The first step is to estimate the variance with just the asset returns:

ewVar10 <- var.shrink.eqcor(diff(log(sp5.close10)))

Next add the benchmark to the variance using its constituent weights:

ewVar10 <- var.add.benchmark(ewVar10, 
   valuation(eqwtPort10)$weight, "EWweight")

This is taking three arguments: a variance matrix, a vector of weights, and a character string to use as the name of the benchmark in the expanded variance matrix that is returned.

variance estimates with benchmark history

First we add the benchmark valuation over the year to the asset price matrix:

ewPrice10 <- cbind(sp5.close10, 
      EWhistory=valuation(eqwtPort10, sp5.close10))

The variance estimates that use the history of benchmark returns are:

# default Ledoit-Wolf:
ewLWVar10 <- var.shrink.eqcor(diff(log(ewPrice10)))

# default statistical factor model:
ewFacVar10 <- factor.model.stat(diff(log(ewPrice10)))

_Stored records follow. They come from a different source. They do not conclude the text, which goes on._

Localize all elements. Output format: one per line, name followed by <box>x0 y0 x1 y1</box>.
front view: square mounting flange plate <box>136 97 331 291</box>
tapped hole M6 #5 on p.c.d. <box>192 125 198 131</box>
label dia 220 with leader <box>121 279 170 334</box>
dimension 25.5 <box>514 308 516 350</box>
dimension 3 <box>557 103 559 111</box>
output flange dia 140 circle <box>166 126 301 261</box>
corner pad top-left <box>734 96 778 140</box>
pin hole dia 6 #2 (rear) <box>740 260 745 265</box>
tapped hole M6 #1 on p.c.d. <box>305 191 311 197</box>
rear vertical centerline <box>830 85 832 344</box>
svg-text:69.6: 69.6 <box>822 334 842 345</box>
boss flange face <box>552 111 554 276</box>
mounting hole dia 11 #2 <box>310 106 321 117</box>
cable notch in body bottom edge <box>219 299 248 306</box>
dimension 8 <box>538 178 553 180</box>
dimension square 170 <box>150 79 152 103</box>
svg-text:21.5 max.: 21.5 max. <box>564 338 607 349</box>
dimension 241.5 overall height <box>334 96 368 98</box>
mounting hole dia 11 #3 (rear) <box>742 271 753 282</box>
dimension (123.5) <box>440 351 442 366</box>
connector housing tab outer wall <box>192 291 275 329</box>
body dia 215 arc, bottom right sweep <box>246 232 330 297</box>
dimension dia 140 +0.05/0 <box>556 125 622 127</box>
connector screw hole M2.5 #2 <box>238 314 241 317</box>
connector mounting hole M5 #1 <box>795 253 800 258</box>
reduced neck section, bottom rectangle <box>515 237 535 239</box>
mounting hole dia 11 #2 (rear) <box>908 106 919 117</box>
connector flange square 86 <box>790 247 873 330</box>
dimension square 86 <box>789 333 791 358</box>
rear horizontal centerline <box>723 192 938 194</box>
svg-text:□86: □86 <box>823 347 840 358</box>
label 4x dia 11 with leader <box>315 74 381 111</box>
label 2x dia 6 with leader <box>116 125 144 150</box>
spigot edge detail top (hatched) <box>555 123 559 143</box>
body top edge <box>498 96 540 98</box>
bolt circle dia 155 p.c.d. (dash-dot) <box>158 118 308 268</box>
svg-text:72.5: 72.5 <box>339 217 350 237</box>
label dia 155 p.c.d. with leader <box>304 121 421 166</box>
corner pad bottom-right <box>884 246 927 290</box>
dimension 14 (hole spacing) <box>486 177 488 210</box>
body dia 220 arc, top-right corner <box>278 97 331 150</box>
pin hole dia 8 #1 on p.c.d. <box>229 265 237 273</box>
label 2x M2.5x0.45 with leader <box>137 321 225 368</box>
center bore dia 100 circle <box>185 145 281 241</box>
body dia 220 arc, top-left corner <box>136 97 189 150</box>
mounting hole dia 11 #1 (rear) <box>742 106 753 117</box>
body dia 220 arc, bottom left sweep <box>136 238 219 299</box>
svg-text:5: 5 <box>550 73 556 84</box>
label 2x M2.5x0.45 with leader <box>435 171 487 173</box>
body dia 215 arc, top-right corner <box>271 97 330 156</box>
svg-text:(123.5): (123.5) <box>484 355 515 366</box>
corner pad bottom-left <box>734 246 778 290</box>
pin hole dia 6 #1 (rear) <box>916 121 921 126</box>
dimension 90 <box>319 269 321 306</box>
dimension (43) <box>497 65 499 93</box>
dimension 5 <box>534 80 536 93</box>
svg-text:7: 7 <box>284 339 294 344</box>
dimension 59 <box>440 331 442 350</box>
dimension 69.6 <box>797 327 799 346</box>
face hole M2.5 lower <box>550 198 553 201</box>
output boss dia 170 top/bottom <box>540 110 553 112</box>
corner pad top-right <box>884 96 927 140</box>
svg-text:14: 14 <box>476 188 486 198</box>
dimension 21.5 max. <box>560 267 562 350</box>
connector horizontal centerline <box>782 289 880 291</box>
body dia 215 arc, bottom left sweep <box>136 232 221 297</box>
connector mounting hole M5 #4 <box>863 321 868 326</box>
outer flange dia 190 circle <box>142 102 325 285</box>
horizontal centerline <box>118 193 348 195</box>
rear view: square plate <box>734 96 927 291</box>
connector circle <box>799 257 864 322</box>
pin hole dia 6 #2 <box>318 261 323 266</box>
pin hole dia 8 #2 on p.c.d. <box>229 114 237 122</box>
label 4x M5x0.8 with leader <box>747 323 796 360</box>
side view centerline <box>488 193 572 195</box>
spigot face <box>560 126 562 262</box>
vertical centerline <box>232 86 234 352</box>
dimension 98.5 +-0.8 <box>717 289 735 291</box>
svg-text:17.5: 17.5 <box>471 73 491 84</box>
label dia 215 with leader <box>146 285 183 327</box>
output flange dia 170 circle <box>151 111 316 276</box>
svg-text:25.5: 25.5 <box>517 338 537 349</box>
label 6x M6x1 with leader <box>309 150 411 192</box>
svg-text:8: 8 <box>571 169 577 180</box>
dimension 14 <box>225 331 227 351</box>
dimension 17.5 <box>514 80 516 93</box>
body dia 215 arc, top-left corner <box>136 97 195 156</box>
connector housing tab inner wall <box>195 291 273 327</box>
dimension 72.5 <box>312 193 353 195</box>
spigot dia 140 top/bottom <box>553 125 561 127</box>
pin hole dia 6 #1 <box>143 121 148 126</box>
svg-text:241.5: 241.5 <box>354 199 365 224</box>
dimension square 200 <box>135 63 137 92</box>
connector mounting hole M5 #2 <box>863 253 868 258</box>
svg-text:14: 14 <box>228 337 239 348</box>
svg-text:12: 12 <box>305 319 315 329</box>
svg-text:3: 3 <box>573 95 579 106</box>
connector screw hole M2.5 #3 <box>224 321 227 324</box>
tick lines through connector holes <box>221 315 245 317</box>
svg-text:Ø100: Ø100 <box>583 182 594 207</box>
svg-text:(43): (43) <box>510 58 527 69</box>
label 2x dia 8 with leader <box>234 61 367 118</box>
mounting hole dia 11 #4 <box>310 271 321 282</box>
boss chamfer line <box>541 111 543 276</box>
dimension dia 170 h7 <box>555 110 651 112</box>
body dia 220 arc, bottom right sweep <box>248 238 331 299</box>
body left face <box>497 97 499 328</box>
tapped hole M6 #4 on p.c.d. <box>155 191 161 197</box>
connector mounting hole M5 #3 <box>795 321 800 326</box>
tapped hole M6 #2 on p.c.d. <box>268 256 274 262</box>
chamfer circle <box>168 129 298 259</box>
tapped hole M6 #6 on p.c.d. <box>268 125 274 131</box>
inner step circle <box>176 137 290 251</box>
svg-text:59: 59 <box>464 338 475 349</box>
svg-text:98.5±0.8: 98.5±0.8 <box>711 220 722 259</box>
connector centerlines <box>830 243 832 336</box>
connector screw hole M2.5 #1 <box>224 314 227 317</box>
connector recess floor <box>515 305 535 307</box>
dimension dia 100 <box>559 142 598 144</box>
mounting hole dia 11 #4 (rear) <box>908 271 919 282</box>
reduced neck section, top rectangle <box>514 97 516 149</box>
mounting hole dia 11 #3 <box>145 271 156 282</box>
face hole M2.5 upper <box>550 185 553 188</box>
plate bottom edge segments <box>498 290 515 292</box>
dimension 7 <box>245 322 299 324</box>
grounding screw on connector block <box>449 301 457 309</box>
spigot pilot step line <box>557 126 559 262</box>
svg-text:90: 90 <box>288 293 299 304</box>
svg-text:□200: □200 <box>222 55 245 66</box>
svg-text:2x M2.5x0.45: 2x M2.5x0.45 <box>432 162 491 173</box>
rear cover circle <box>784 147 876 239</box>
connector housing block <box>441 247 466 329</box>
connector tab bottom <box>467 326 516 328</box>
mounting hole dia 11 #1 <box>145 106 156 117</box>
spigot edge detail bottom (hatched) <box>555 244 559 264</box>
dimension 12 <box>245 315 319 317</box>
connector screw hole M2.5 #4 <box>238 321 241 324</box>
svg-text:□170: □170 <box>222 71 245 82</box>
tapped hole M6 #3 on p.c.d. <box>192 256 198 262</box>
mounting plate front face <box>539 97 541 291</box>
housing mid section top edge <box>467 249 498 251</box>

# Ledoit-Wolf with no degeneracy safety
ewLWzVar10 <- var.shrink.eqcor(diff(log(ewPrice10)), 
   tol=0)

# statistical factor model with no degeneracy safety
ewFaczVar10 <- factor.model.stat(diff(log(ewPrice10)),
   specific.floor=0)

# sample variance
ewSampVar10 <- var(diff(log(ewPrice10)))

optimization for minimum tracking error

The form of the optimizations is:

ewopLWz.hist.full <- trade.optimizer(sp5.price10, 
   variance=ewLWzVar10, gross=1e6, long.only=TRUE, 
   benchmark="EWhistory", utility="minimum variance")

This is creating a portfolio worth one million dollars that is long-only but otherwise unconstrained.